The Treasury select committee has published a report that aims to address a “misjudgement” by an MP that threatened the independence of the Office for Budget Responsibility.
Sir Danny Alexander, former chief secretary to the Treasury, allegedly made requests for non-factual changes in 2014.
Today (22 February), the select committee chairman, Andrew Tyrie MP, said this attempt to influence the OBR’s outlook looked like a “misjudgement”, because it gave the appearance of a minister trying to lean on the OBR.
He said: “The OBR’s independence is hard-earned and easily squandered. Little or no damage appears to have been done in this case, but this shouldn’t be repeated.”
Mr Tyrie said the Treasury select committee “will do what it can” to prevent any further such episodes, and suggested a revised Memorandum of Understanding is needed.

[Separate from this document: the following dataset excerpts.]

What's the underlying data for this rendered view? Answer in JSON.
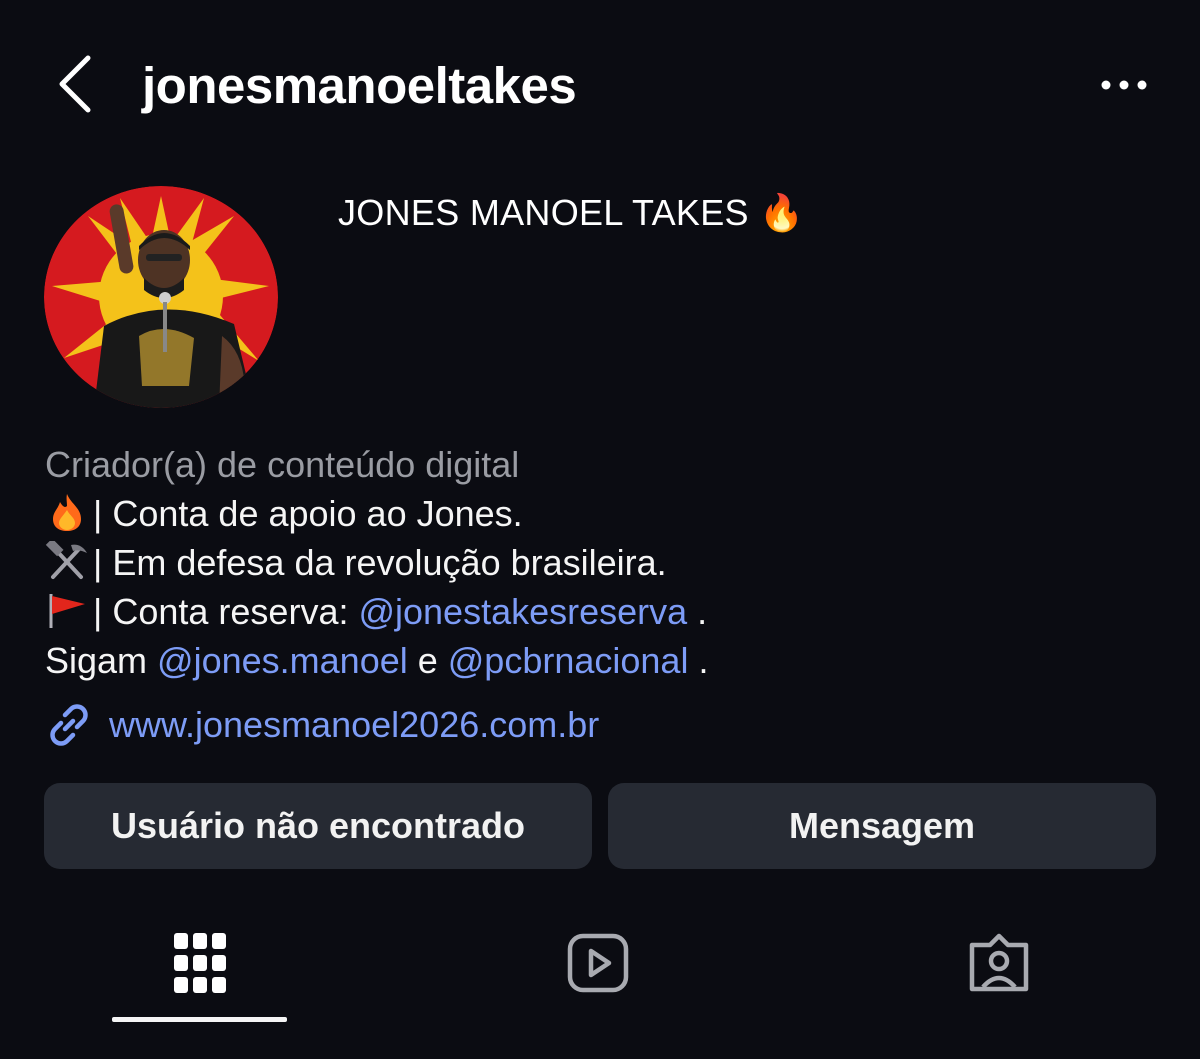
{
  "header": {
    "username": "jonesmanoeltakes"
  },
  "profile": {
    "display_name": "JONES MANOEL TAKES 🔥",
    "category": "Criador(a) de conteúdo digital",
    "bio": {
      "line1": "| Conta de apoio ao Jones.",
      "line2": "| Em defesa da revolução brasileira.",
      "line3_prefix": "| Conta reserva: ",
      "line3_mention": "@jonestakesreserva",
      "line3_suffix": " .",
      "line4_prefix": "Sigam ",
      "line4_mention1": "@jones.manoel",
      "line4_mid": " e ",
      "line4_mention2": "@pcbrnacional",
      "line4_suffix": " ."
    },
    "website": "www.jonesmanoel2026.com.br"
  },
  "buttons": {
    "user_not_found": "Usuário não encontrado",
    "message": "Mensagem"
  },
  "tabs": [
    {
      "icon": "grid-icon",
      "active": true
    },
    {
      "icon": "reels-icon",
      "active": false
    },
    {
      "icon": "tagged-icon",
      "active": false
    }
  ],
  "colors": {
    "background": "#0b0c12",
    "link": "#7d9cf6",
    "button": "#262a33",
    "category_text": "#9a9ca3"
  }
}
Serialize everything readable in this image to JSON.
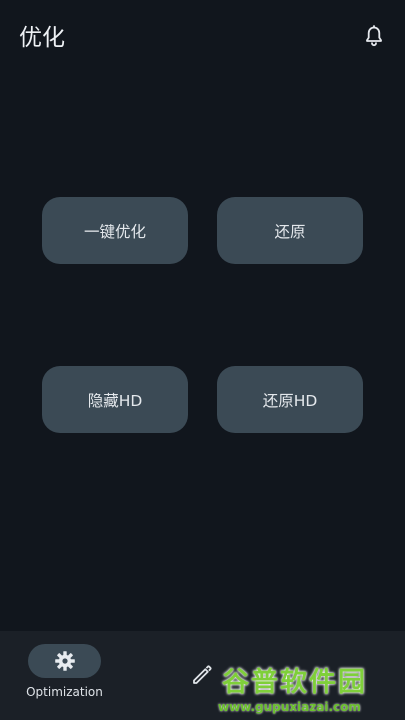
{
  "appbar": {
    "title": "优化"
  },
  "actions": {
    "one_click_optimize": "一键优化",
    "restore": "还原",
    "hide_hd": "隐藏HD",
    "restore_hd": "还原HD"
  },
  "bottom_nav": {
    "items": [
      {
        "label": "Optimization",
        "icon": "gear-icon",
        "selected": true
      },
      {
        "label": "",
        "icon": "pencil-icon",
        "selected": false
      }
    ]
  },
  "watermark": {
    "name": "谷普软件园",
    "url": "www.gupuxiazai.com"
  },
  "colors": {
    "background": "#11161d",
    "button": "#3b4a55",
    "navbar": "#1b2027",
    "watermark_green": "#7fcf3a"
  }
}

“This should make crystal clear that early sight of the OBR’s work is for fact-checking and quality assurance purposes only.”

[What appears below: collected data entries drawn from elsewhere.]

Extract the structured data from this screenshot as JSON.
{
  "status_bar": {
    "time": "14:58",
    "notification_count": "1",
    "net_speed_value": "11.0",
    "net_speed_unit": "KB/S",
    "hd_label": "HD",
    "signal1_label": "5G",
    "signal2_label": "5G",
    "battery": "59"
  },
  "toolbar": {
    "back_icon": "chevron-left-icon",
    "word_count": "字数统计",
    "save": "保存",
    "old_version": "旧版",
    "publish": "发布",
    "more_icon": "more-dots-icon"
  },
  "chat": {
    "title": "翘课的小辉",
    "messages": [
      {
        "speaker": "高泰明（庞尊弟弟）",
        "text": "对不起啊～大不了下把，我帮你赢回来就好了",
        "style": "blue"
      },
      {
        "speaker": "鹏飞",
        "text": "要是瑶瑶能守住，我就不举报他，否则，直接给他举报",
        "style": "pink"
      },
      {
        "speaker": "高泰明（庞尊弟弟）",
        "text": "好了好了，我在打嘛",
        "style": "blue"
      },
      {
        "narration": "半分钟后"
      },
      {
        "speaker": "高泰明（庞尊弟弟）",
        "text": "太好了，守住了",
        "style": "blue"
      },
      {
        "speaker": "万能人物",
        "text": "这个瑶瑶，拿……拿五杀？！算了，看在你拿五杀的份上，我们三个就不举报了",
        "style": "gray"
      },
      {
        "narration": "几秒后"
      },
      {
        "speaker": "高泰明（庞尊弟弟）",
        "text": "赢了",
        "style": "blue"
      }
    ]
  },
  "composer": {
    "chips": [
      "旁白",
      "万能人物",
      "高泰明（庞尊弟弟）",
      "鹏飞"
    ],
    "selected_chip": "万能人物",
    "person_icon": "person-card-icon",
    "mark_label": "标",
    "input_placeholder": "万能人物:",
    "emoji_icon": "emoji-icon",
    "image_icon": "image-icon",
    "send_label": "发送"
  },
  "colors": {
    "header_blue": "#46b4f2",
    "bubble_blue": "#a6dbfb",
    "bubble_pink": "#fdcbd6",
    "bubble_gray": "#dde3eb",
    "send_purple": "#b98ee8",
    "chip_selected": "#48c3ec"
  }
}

Mr Tyrie said any requests or comments which could be construed as going beyond this should be brought to the attention of the chairman immediately.
According to the committee chair, the OBR initially resisted providing information to the committee to enable it to assess whether political interference by HM Treasury or ministers had been attempted, or succeeded.

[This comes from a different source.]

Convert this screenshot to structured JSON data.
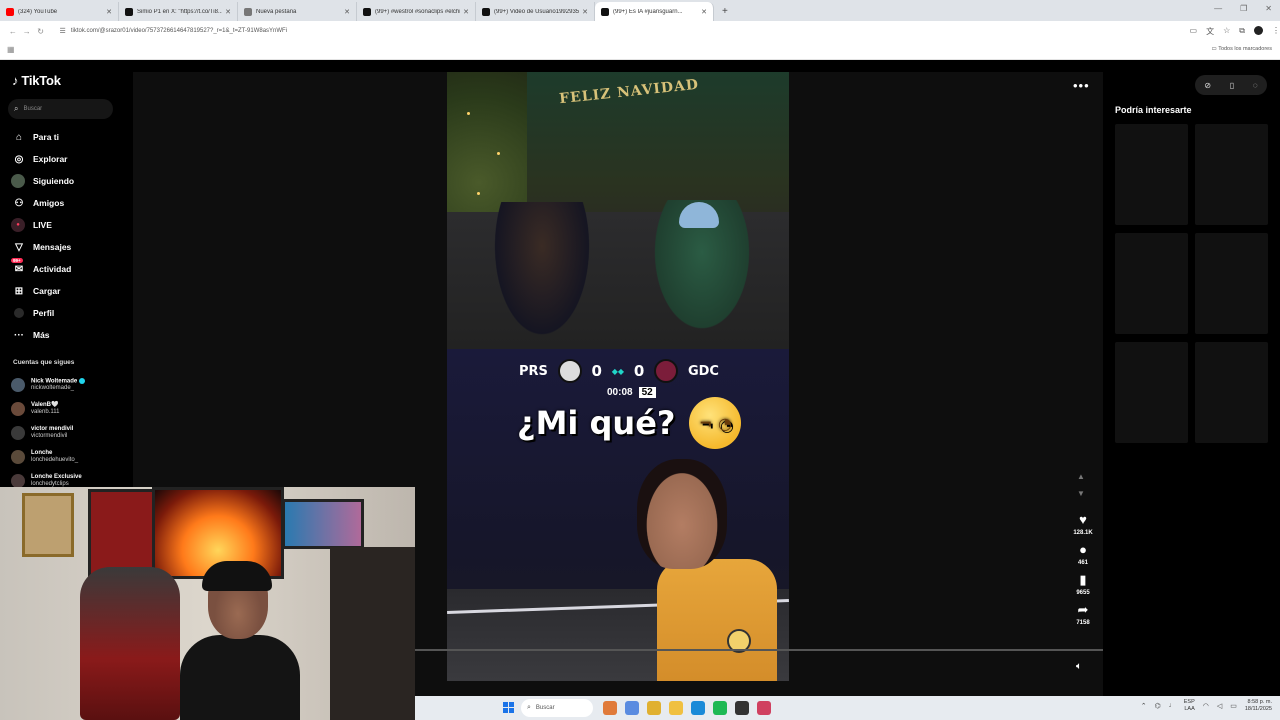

“That was a mistake,” Mr Tyrie stated. “The transparency brought to this by Parliament is the best safeguard of the OBR’s independence.
“The committee expects the OBR to be more receptive to requests for information in future.”
The review of the OBR was taken on by Treasury official Sir David Ramsden, who Mr Tyrie said is “manifestly professionally incapable” of conducting an independent review of the OBR, because he is bound by the Civil Service code, reports to the chancellor, and has a duty to support government policy.
The chancellor, he said, is also against the idea of the OBR costing parties’ manifesto pledges in the run-up to general elections.
“It is not surprising that Sir David’s review considered it to be a bad idea,” Mr Tyrie argued, adding Sir David did not seek the views of political parties and failed to reflect the balance of opinion with those he chose to consult.